La follia del regime di Hoxha ha lasciato dietro di sé una lunga scia di martiri, al punto che i preti albanesi ancora vivi all’inizio degli anni ’90 del secolo scorso si potevano contare con le dite delle mani.
Nel 2009 le clarisse di Scutari hanno redatto una Via Crucis intitolata “Sui passi dei martiri del comunismo”. Si ricorda don Giuseppe Marxen (1906-1946), tedesco, inviato in Albania come missionario, condannato e incarcerato perché prete, fu sottoposto ad atroci torture e poi fucilato. Negli ultimi giorni di vita, dopo essersi prodigato con tutti i compagni di cella, diceva: «Sono contento perché muoio ricordato dagli albanesi come sacerdote della fede di Cristo!»

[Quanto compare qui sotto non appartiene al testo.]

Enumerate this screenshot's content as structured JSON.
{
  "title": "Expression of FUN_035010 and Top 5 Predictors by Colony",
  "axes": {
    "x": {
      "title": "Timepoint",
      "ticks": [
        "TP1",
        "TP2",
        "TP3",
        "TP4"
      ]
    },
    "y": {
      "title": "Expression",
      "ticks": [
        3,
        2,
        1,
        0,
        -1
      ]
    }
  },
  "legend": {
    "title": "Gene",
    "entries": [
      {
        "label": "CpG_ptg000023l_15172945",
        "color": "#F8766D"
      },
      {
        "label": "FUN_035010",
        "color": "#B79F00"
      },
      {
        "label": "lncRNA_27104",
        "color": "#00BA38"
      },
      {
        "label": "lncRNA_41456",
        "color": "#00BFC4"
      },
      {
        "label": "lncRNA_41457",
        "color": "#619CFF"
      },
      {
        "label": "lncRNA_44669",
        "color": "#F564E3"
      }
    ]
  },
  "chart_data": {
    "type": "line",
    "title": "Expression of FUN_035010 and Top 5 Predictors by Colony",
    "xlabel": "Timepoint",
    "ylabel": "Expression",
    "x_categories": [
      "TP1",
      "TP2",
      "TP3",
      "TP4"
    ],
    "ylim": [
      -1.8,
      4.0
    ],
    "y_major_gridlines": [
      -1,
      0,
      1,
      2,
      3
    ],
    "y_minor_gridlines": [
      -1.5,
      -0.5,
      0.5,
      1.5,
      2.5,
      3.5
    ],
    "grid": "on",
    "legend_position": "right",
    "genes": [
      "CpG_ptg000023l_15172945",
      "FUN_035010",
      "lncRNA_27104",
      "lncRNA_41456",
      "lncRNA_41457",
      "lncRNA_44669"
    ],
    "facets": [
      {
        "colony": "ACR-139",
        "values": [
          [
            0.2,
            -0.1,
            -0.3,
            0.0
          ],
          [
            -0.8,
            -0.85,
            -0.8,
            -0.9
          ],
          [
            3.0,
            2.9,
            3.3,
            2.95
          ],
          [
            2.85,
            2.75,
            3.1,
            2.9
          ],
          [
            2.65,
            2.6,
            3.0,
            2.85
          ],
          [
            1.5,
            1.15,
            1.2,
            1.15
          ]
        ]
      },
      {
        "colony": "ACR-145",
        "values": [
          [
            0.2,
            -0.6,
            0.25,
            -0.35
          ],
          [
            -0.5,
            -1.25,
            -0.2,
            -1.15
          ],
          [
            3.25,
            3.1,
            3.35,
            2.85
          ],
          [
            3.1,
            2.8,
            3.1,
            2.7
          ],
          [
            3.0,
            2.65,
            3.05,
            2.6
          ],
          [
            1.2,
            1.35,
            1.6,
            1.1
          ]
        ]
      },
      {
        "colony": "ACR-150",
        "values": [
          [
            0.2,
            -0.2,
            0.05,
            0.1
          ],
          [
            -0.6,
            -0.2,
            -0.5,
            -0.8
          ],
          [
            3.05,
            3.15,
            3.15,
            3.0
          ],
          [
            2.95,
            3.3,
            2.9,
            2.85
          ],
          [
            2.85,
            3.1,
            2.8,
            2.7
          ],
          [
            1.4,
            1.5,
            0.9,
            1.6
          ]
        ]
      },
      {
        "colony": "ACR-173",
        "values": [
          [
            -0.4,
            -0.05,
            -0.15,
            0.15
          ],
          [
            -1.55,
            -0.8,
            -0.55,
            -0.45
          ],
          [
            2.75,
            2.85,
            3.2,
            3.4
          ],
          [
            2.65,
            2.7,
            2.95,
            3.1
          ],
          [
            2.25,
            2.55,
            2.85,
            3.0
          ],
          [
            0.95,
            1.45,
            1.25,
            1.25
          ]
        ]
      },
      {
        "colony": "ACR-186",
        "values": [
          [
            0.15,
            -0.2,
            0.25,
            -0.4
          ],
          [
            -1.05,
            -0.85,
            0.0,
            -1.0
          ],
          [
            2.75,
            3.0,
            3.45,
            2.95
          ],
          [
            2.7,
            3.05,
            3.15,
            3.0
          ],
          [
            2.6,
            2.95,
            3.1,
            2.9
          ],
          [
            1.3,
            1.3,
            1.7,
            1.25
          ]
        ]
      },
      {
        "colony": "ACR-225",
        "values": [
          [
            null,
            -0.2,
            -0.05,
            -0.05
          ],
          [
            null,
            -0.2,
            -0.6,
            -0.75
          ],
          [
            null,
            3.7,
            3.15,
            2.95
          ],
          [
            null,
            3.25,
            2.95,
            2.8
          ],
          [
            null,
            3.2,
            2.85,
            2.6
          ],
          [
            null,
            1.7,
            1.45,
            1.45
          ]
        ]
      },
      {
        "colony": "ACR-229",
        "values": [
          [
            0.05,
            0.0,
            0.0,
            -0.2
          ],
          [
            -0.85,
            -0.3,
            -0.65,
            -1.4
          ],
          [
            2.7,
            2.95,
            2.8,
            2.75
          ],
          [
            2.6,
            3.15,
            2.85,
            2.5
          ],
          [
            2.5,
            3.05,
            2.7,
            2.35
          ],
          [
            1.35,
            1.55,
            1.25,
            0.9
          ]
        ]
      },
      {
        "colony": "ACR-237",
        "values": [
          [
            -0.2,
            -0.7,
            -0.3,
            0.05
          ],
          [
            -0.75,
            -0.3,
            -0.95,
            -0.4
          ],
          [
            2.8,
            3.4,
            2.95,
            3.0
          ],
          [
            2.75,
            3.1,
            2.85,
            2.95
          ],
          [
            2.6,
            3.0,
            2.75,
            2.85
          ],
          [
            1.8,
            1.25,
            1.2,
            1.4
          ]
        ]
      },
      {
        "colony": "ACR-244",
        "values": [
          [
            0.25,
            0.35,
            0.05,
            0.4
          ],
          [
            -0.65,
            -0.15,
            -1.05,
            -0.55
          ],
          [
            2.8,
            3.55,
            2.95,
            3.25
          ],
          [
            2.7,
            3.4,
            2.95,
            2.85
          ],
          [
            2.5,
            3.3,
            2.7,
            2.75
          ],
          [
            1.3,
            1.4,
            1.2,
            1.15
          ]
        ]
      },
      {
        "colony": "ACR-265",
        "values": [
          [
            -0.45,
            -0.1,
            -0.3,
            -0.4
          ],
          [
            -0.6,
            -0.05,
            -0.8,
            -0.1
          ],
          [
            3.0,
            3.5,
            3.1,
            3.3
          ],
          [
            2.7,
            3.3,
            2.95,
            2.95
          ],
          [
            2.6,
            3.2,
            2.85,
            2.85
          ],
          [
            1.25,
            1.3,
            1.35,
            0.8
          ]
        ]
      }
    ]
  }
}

Un'altra stazione di questa terribile Via Crucis ricorda Maria Tuci (1928-1950), giovane aspirante delle Suore Stimmatine che partecipò fin da subito ai gruppi di giovani resistenti al regime. Fu arrestata nel 1949, molto bella d’aspetto si oppose con forza alla violenza che volevano farle subire i carcerieri, per questo subì torture che la resero irriconoscibile. Trasportata in ospedale in gravi condizioni, prima di morire disse all’amica che andò a visitarla: «Si è avverata la parola di Hilmi Seiti (il suo persecutore): Ti ridurrò in uno stato tale che neppure i tuoi familiari ti potranno riconoscere!... Ringrazio Dio perché muoio libera!»
Don Aleksander Siriani (1892-1948) fu arrestato, torturato e infine fucilato. Di grande cultura, aveva la capacità di smontare con parole semplici il materialismo ateo. Un giorno, dopo la sua predica, le persone al servizio del regime lo portarono fuori, vicino ad una croce e con grande rabbia lo criticarono volgarmente e lo minacciarono davanti al popolo. Don Aleksander, con tranquillità di spirito, disse: «Colpite. Sto qui. Do la vita per Cristo! Testimoniare Cristo è onore per me e per voi. Io ho predicato e predicherò solo la fede di Cristo!».
Quello che è accaduto in Albania si comprende bene nella lettera scritta a Pio XII da don Stefano Kurti (1946-1971). «Le file dei martiri si moltiplicano ogni giorno; nelle carceri, torture terribili sono applicate indistintamente a tutti; migliaia di uomini, donne, vecchi e bambini, spogliati di tutto e affamati, vengono deportati nei campi di concentramento, nei luoghi più isolati e malsani, dentro case senza porte né finestre, costretti tutto il giorno a duri lavori per un solo pezzo di pane. (…) Santità, moltissime altre cose resterebbero ancora da dirLe, …Prostrato ai piedi di Vostra Santità, umilmente chiedo la Vostra paterna e apostolica benedizione per me, per tutto il clero, per tutto il popolo, affinché siamo sostenuti nella lotta presente senza abbattimento per la nostra fede».
Questa fede, questo amore per il Papa, per la Chiesa Cattolica, fu lo stesso che animò Mons. Prennuschi quando, nel 1945, di fronte alla richiesta di fondare una chiesa acefala, rispose: «Un petalo non può restare staccato dal fiore al quale appartiene».
Come i Cristeros messicani anche i martiri albanesi morivano gridando “Viva Cristo Re!”, il sangue dei martiri continua a fertilizzare la terra. È così che il fiore cresce e si sviluppa.